Mit fünf Jahren tritt die kleine Gisela in Mary Wigmans Schule für modernen Ausdruckstanz ein, um mit 15 festzustellen: „Tanzen allein ist für mich nicht genug. Ich werde Schauspielerin. Ich bin heute Nacht nach Berlin gefahren, alle Konsequenzen trage ich selbst.“ Wenige Jahre später erhält sie ersten Hauptrollen auf der Bühne und bei der Ufa. Ihr erstes Engagement führt sie nach Bochum. Dann spielt sie unter Heinrich Georges Intendanz bis 1944 am Schiller–Theater Berlin das klassische Repertoire, sie war die Julia und Luise.

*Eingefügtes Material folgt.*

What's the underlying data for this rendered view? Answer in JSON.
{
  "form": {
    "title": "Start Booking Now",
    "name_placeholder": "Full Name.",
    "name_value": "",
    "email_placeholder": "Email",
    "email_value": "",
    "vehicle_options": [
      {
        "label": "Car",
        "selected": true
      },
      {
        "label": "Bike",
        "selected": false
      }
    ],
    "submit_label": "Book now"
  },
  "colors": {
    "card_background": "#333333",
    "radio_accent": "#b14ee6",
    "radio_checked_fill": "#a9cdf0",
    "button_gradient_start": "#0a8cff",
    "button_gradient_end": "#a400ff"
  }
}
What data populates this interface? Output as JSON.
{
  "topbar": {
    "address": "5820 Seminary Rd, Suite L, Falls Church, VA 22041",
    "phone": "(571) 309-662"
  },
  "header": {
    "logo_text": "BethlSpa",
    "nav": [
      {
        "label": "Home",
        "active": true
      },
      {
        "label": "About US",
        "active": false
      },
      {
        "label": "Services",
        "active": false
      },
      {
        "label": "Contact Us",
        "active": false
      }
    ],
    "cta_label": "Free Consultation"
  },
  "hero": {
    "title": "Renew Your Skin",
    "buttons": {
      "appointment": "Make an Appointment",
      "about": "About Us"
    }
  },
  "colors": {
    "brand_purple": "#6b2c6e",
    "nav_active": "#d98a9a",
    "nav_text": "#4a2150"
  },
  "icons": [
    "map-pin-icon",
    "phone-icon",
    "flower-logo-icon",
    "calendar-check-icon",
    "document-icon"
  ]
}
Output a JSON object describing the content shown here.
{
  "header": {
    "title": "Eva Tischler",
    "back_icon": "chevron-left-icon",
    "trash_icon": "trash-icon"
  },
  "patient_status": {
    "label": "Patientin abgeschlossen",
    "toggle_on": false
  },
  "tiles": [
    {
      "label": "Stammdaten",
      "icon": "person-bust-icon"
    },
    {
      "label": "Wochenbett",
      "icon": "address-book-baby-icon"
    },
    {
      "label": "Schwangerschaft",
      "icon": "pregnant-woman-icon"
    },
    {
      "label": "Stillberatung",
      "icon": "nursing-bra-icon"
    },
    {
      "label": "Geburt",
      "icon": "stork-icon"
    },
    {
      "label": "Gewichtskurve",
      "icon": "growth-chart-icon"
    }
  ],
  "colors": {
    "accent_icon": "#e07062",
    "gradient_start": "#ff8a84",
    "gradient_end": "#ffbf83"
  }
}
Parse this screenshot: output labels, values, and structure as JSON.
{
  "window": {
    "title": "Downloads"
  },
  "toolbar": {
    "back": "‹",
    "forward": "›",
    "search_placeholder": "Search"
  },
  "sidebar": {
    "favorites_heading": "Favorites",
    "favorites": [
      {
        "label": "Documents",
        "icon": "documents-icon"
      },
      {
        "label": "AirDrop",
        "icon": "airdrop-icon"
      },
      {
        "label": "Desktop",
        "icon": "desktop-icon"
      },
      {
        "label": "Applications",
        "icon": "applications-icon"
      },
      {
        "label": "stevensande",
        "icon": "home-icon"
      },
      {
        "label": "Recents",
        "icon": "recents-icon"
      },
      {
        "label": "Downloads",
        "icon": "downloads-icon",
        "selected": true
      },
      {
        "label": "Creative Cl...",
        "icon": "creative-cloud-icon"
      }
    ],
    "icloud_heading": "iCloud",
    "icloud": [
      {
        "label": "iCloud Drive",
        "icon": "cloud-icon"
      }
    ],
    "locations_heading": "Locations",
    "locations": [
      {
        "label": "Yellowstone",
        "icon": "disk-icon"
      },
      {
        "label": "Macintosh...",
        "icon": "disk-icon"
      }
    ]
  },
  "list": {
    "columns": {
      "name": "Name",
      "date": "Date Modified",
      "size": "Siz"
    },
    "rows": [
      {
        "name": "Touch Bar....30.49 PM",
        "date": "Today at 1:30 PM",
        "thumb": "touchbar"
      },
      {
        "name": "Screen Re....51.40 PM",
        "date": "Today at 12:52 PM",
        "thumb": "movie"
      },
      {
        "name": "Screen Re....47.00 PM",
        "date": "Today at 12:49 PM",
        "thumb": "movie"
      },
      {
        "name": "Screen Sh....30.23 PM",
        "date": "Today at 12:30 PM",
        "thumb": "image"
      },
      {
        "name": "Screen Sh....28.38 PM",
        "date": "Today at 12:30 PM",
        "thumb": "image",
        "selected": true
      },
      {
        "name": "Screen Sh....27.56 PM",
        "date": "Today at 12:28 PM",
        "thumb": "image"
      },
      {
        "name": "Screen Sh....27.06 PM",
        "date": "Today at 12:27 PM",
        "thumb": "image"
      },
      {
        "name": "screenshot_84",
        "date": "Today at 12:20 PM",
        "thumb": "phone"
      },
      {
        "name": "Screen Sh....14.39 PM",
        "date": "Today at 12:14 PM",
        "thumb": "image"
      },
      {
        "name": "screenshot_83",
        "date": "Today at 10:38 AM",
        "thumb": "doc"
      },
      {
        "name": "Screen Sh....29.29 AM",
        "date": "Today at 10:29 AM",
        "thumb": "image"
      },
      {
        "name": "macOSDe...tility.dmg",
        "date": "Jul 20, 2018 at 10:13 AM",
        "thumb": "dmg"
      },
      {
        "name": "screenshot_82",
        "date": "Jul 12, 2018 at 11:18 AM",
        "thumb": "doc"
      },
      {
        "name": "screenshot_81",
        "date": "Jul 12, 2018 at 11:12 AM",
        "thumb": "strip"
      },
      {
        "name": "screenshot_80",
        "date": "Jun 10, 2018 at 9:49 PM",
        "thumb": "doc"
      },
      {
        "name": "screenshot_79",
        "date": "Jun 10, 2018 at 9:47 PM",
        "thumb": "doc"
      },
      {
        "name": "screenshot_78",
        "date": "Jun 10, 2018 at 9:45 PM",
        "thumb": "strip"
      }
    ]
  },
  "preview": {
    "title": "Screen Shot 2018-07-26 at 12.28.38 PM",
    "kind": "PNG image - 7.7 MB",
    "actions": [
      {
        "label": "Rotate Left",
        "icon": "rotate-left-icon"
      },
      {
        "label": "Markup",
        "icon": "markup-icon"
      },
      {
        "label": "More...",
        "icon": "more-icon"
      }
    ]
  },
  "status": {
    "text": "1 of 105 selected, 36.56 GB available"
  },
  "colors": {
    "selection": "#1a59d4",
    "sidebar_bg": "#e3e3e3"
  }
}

Auch im Film war sie während der Kriegsjahre ein Star. Mit Regisseur Hans Bertram, dem ersten ihrer sechs Ehemänner, bekam sie Tochter Barbara. Als sie danach eine Ehe mit Wolfgang Kieling einging, kam es zu einem bösen Sorgerechtsstreit. So floh die junge Mutter mit Kieling in die DDR, wo ihnen DEFA-Chef Albert Wilkening Tür und Tor öffnete. In Potsdam wurde 1955 die zweite Tochter Susanne geboren. Mehrere Jahre lebte das Schauspielerpaar in Kleinmachnow, bis Gisela Uhlen am DEFA-Regisseur Herbert Ballmann Gefallen fand, mit dem sie den Film „Der Teufel vom Mühlenberg“ drehte. Kurz vor dem Mauerbau ging sie nach Westberlin, später dann in die Schweiz ans Züricher Schauspielhaus.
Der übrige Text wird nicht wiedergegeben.